Il n’existait pas de peines contre le mari manquant à la foi conjugale. Mais si l’époux était convaincu de relations contre nature avec un autre homme, le divorce était accordé à la femme[30].

[30] Diogène de Laërce, IV, 17.

Quelque infime que soit la personnalité morale de la femme, et bien que la mythologie abonde en unions de parents très proches, les Grecs ont une profonde horreur pour l’inceste : l’Œdipe-Roi de Sophocle est la manifestation la plus précise et la plus frappante de cet état d’esprit. Toutefois, la législation publique d’Athènes ne spécifiant pas de degrés prohibés par un texte formel, la loi contre l’inceste était plutôt une loi non écrite, comme dit Platon.

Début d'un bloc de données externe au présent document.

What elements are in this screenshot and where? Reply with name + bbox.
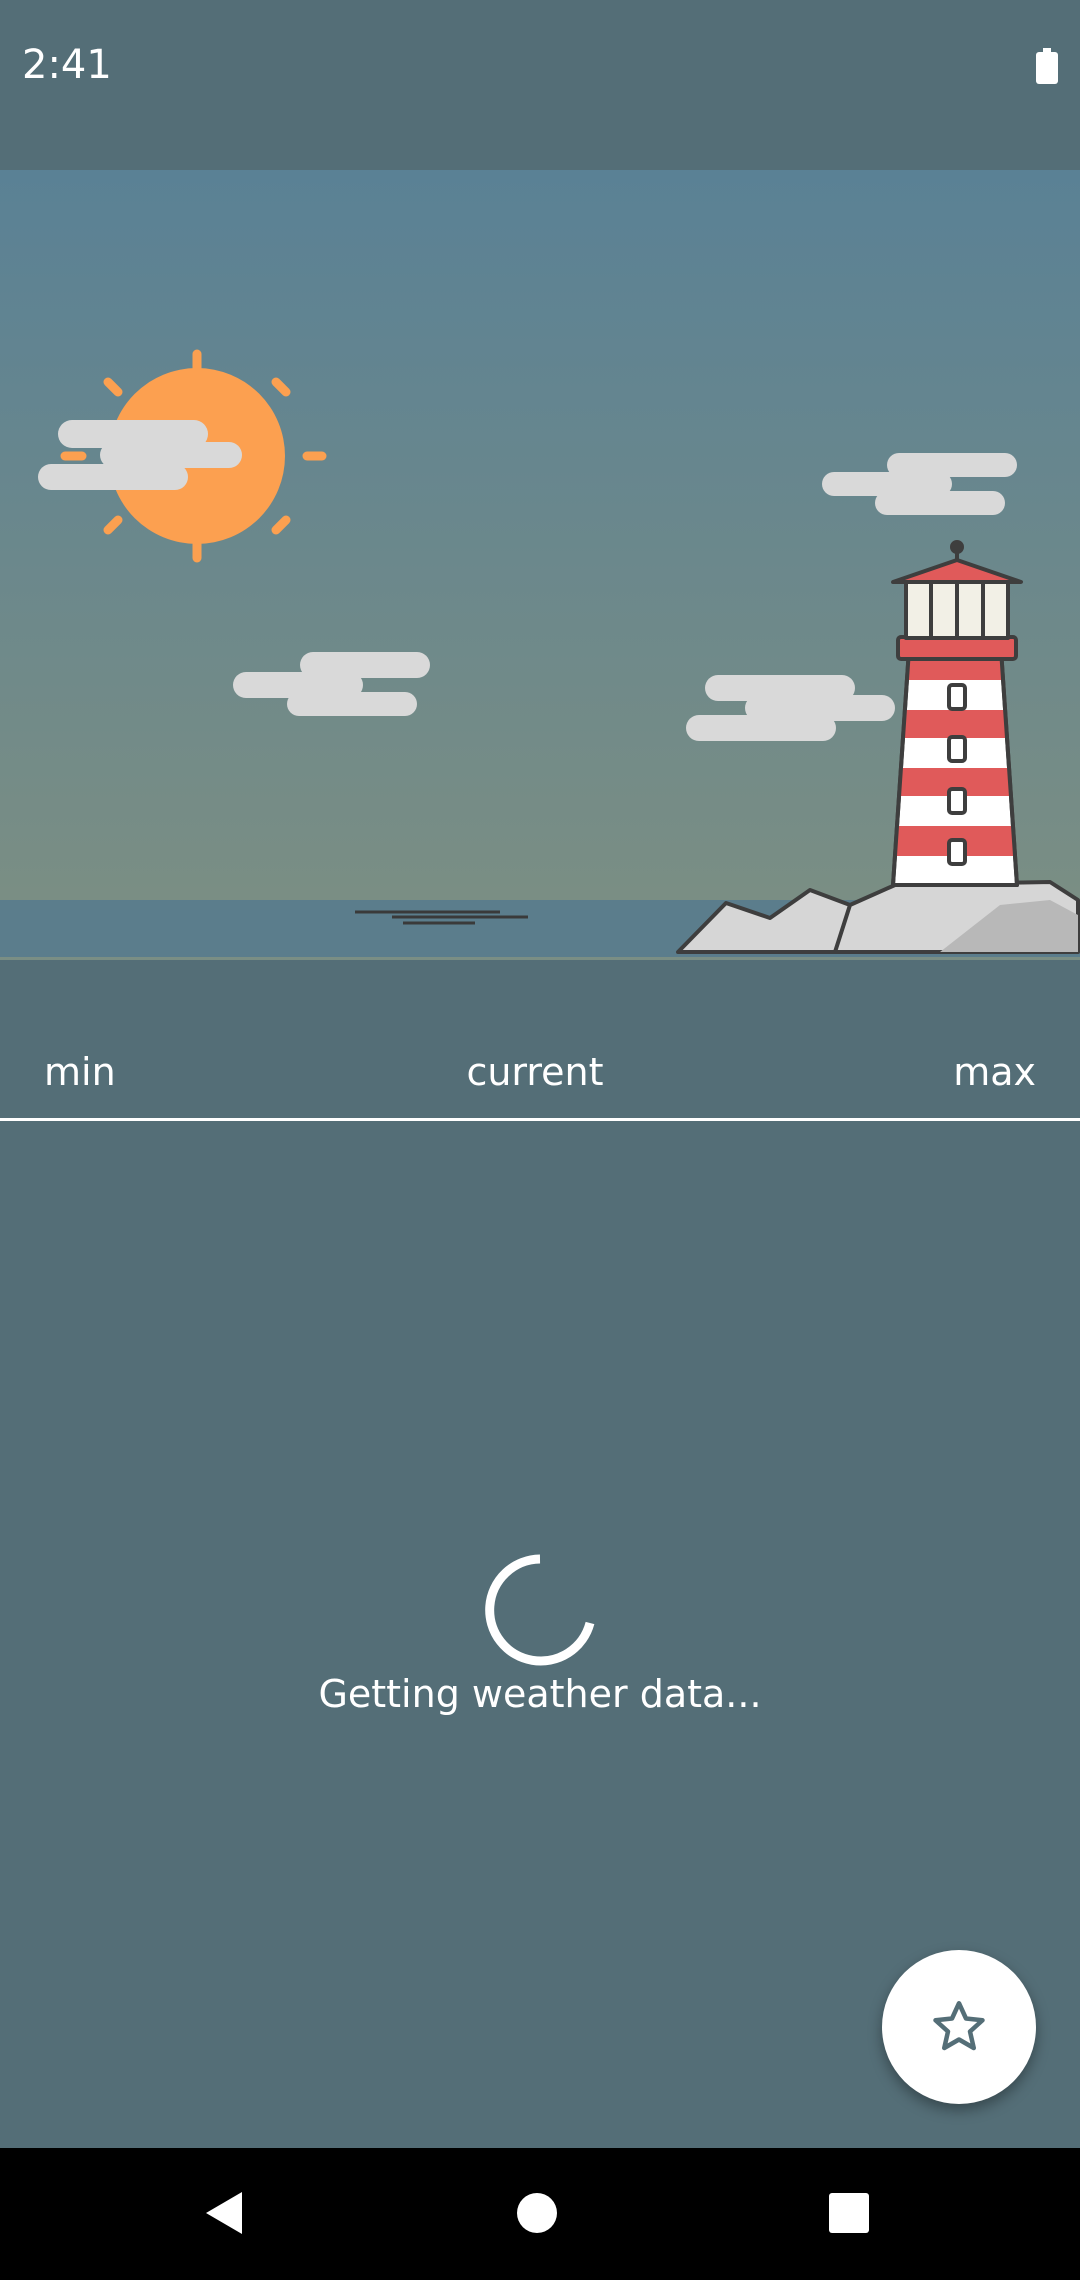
- header-illustration: [0, 170, 1080, 960]
- status-bar: 2:41: [0, 0, 1080, 170]
- max-label: max: [953, 1050, 1036, 1094]
- lighthouse-icon: [891, 540, 1023, 887]
- star-outline-icon: [933, 2001, 985, 2051]
- status-time: 2:41: [22, 42, 112, 88]
- current-label: current: [466, 1050, 604, 1094]
- temperature-labels: min current max: [0, 1030, 1080, 1110]
- loading-text: Getting weather data...: [318, 1672, 762, 1716]
- battery-full-icon: [1036, 48, 1058, 84]
- back-triangle-icon[interactable]: [200, 2188, 250, 2238]
- navigation-bar: [0, 2148, 1080, 2280]
- favorite-button[interactable]: [882, 1950, 1036, 2104]
- recents-square-icon[interactable]: [828, 2192, 870, 2234]
- loading-spinner-icon: [485, 1554, 595, 1666]
- home-circle-icon[interactable]: [516, 2192, 558, 2234]
- divider: [0, 1118, 1080, 1121]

Aussi, peut-elle subir quelques entorses. Ainsi, le fils de Thémistocle, Archeptolis, épousa sa sœur consanguine[31] ; ainsi Cimon eut pour maîtresse, puis pour femme, sa sœur Elpinikè[32] ; ainsi, à Syracuse, Denys le Jeune et Théaridès épousent leurs sœurs consanguines[33].

[31] Plutarque, Thémistocle, XXXII.

[32] Plutarque, Cimon, IV.

[33] Plutarque, Dion, VI.

A Sparte, la coutume du lévirat, venue de l’orient, se transforme de telle façon qu’elle semble à plaisir doubler l’adultère d’un inceste. Le mari impuissant se fait suppléer par un homme jeune et vigoureux, le plus proche parent, et reconnaît l’enfant qui naît de ce baiser. « Chez les Lacédémoniens, dit Polybe, c’est une coutume nationale et morale qu’une femme ait trois ou quatre époux, parfois davantage, quand ce sont des frères, et que les enfants leur soient communs »[34].

[34] Polybe, Histoires, XII, 8.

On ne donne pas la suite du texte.